Que dis-tu de cela ? Il est resté quinze jours à Rouen, n’est pas venu une fois voir sa fille et a bu régulièrement pour 32 francs de vin fin par jour. Il se fait acheter des chevreuils entiers pour lui tout seul. S’il en profitait encore ! Mais ce malheureux ne peut même guère manger […].

Nous allons nous retrouver à ce conseil de famille 4, et la dernière fois qu’il fut assemblé (il y a huit ans) nous étions 7. Deux sont morts, et le juge de paix par-dessus le marché, ce qui fait trois. Je me rappelle que chez ce juge de paix il y avait, dans la salle d’audience, peint au plafond comme gentillesse, symbole et enseignement, un œil démesuré entre deux balances et, au-dessus, une main sortait d’un nuage.

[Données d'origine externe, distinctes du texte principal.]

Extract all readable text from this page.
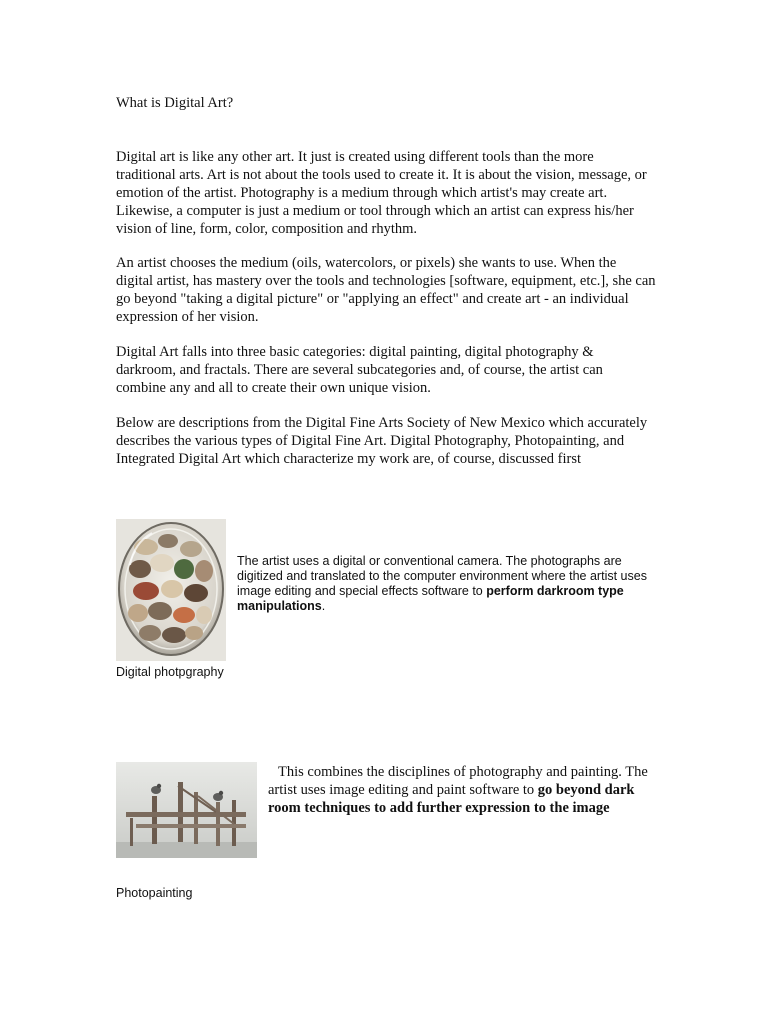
What is Digital Art?

Digital art is like any other art. It just is created using different tools than the more traditional arts. Art is not about the tools used to create it. It is about the vision, message, or emotion of the artist. Photography is a medium through which artist's may create art. Likewise, a computer is just a medium or tool through which an artist can express his/her vision of line, form, color, composition and rhythm.

An artist chooses the medium (oils, watercolors, or pixels) she wants to use. When the digital artist, has mastery over the tools and technologies [software, equipment, etc.], she can go beyond "taking a digital picture" or "applying an effect" and create art - an individual expression of her vision.

Digital Art falls into three basic categories: digital painting, digital photography & darkroom, and fractals. There are several subcategories and, of course, the artist can combine any and all to create their own unique vision.

Below are descriptions from the Digital Fine Arts Society of New Mexico which accurately describes the various types of Digital Fine Art. Digital Photography, Photopainting, and Integrated Digital Art which characterize my work are, of course, discussed first

Digital photpgraphy

The artist uses a digital or conventional camera. The photographs are digitized and translated to the computer environment where the artist uses image editing and special effects software to perform darkroom type manipulations.

Photopainting

This combines the disciplines of photography and painting. The artist uses image editing and paint software to go beyond dark room techniques to add further expression to the image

J’ai encore 5 à 6 pages avant d’aller te voir. Il faut que je finisse la lune de miel de mes amants. J’écris présentement des choses fort amoureuses et extra-pohétiques. Le difficile c’est de ne pas être trop ardent, en ayant peur de tomber dans le bleuâtre.

Adieu, je t’embrasse.

À toi. Ton G.

N. Je suis sûr de t’avoir apporté la dernière fois à Paris 3 ou 4 lettres du Crocodile. Je les avais mises dans une enveloppe à ton adresse. Elles sont peut-être restées chez Bouilhet ?? Mais cherche chez toi. Je crois qu’on ouvre beaucoup de lettres à la poste. En voilà deux coup sur coup, adressées à ma mère, qui sont perdues.